The tubular insulating material is a fiber reinforced plastic cylinder (FRP tube).
If the tube is configured to be bolted to the support seats radially protruding from each of the pair of upper and lower flanges, the high rigidity of the FRP tube and the excellent withstand voltage performance in a dry state are utilized to apply an external force. It is possible to economically and advantageously provide a superconducting device provided with a current lead insulating support structure having excellent mechanical stability against heat damage and excellent insulation reliability against wet fouling.

Further, if the support seats radially protruding from the lower flange and the bolts connected to the support seats are made of insulating material, the inner diameter of the room temperature port can be prevented from increasing and the reinforcing portion can be made to be conventional. The advantage that it can be made smaller can be obtained.

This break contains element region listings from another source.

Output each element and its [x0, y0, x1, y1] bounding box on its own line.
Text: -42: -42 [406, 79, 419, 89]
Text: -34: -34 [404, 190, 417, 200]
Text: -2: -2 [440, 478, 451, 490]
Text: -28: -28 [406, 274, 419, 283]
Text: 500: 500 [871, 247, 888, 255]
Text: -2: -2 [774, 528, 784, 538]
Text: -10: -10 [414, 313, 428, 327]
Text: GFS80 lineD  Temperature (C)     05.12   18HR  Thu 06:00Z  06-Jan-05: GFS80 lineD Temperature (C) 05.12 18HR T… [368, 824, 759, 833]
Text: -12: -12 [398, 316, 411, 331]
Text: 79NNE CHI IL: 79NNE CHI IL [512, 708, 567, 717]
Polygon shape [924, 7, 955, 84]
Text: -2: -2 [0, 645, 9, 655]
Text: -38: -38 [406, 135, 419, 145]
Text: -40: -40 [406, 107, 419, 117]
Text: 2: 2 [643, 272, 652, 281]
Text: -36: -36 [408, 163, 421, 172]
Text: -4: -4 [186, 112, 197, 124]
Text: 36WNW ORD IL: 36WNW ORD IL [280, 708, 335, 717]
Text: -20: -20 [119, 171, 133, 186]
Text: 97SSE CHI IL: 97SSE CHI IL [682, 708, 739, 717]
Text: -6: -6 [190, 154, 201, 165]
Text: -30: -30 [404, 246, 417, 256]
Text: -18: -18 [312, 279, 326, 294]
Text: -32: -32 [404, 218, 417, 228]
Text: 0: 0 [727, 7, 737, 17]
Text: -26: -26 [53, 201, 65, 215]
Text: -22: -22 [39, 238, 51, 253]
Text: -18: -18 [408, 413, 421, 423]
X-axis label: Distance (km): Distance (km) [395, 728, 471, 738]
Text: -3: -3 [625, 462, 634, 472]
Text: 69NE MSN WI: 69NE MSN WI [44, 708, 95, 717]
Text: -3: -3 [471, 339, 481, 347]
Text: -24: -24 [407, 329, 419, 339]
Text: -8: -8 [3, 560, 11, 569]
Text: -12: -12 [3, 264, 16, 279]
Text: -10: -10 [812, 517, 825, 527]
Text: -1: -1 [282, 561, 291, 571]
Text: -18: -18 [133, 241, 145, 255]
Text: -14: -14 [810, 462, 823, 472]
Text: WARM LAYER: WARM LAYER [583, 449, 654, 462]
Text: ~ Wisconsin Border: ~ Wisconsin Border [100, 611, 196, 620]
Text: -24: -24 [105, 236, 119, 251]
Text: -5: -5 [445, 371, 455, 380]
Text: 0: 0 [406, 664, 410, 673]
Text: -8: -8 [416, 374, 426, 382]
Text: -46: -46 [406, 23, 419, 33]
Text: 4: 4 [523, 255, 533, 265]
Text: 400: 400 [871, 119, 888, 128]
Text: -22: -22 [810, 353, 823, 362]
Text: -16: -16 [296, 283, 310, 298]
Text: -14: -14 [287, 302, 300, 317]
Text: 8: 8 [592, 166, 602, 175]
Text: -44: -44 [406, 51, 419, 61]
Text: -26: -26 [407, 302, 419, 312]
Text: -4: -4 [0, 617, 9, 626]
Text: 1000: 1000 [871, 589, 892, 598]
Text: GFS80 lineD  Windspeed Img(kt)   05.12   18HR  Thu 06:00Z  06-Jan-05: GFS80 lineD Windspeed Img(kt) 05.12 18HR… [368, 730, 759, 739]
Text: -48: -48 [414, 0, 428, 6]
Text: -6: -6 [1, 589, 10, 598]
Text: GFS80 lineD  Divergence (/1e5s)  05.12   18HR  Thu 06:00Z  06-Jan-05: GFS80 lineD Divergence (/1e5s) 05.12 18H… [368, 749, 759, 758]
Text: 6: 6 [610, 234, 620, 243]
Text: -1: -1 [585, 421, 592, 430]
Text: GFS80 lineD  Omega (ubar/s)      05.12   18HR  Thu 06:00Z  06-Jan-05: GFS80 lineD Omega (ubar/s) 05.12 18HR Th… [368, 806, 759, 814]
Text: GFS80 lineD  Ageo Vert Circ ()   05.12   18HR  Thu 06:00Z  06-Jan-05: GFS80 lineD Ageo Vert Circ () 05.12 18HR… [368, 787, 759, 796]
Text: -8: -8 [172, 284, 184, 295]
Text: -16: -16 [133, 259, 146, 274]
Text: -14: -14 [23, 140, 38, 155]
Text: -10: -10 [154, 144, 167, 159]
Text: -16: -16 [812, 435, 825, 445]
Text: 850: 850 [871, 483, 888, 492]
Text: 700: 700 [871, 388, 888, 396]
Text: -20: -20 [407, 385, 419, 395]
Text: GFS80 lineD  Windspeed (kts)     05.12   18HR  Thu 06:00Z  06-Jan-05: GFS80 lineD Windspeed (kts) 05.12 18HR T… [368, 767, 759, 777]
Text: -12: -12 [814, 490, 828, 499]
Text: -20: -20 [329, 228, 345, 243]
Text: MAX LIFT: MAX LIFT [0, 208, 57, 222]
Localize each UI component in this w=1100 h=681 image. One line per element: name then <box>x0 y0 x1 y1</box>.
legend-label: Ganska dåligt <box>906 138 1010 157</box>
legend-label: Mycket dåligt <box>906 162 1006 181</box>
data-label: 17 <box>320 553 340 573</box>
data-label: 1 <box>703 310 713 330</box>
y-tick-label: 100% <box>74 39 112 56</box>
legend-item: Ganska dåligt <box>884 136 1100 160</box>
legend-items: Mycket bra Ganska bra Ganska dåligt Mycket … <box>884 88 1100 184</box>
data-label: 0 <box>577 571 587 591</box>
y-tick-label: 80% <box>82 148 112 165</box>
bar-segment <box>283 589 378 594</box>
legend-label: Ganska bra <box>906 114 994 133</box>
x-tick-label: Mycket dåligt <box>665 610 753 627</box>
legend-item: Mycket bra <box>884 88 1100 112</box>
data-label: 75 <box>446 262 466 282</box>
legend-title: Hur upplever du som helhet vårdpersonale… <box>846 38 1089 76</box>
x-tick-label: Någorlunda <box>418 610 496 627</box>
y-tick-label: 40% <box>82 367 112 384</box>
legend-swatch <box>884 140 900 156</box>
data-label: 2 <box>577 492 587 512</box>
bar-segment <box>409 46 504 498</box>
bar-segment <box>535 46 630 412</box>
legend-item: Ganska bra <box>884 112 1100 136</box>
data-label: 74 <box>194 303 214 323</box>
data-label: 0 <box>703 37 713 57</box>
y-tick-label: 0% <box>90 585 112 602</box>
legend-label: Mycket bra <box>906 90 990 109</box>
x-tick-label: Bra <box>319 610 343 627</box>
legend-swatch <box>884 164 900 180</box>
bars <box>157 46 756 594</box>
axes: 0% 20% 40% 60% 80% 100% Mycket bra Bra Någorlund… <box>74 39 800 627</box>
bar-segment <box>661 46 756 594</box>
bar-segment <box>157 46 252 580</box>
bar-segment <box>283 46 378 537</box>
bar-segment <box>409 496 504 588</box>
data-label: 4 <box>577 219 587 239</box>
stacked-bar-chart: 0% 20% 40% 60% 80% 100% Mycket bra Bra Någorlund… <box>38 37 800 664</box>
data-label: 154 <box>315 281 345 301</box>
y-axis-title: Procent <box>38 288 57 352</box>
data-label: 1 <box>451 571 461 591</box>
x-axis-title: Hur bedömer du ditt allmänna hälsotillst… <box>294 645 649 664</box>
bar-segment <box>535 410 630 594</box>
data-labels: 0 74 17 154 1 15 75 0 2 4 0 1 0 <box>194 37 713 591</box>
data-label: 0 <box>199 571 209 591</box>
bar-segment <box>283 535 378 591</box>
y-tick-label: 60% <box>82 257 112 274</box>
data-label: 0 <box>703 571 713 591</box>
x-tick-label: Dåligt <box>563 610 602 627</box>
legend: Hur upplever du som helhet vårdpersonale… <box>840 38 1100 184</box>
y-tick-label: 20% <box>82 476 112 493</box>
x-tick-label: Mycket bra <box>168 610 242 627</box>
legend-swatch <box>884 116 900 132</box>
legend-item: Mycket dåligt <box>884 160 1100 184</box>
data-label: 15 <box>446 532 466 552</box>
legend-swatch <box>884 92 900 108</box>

[Brief description of drawings]

FIG. 1 is a sectional view showing a current lead insulation support structure for a superconducting device according to an embodiment of the present invention.

FIG. 2 is a sectional view taken along the line AA in FIG.

FIG. 3 is a side sectional view showing a conventional current lead insulation support structure for a superconducting device.

FIG. 4 is a plan view of a main part when FIG. 3 is viewed from above.

[Explanation of symbols]

 1 Current Lead 1A Room Temperature Terminal 1B Low Temperature Terminal 2 Vacuum Insulation Container 3 Ceramic Insulator Tube 4 Bellows 5 Upper Flange 6 Lower Flange 7 Room Temperature Port 10 Reinforcement 11 Protective Insulation Cylinder (FRP Tube) 12 Support Seat 13 Support Seat 14 Bolts 20 Reinforcement part 21 Cylindrical insulator (FRP tube) 22 Support seat 23 Support seat 24 Bolt 27 Refrigerant gas space

Claims (3)

[Claims] 1. A ceramic comprising a lower flange connected to a vacuum heat insulation container for holding the superconducting device while holding the superconducting state, and an upper flange provided on a room temperature terminal side of a current lead for supplying a current to the superconducting device. An ordinary temperature port which is insulated from the outside air, which is provided with an ordinary temperature port connected through a series body of an insulator and a bellows and which insulates and supports the main portion of the current lead from the outside air. A cylindrical insulating material arranged substantially coaxially so as to surround the current lead, and upper and lower ends thereof are respectively connected to the upper flange and the lower flange, and a reinforcing portion is provided. Current lead insulation support structure for superconducting equipment. 2. A reinforcing portion, a fiber-reinforced plastic cylinder as a tubular insulating material, a support seat radially protruding from a pair of upper and lower flanges, and the fiber-reinforced plastic cylinder fixed to the support seat. The current lead insulating and supporting structure for a superconducting device according to claim 1, characterized in that it comprises a bolt. 3. A current lead insulating support structure for a superconducting device according to claim 2, wherein the support seats radially protruding from the lower flange and the bolts connected thereto are made of an insulating material.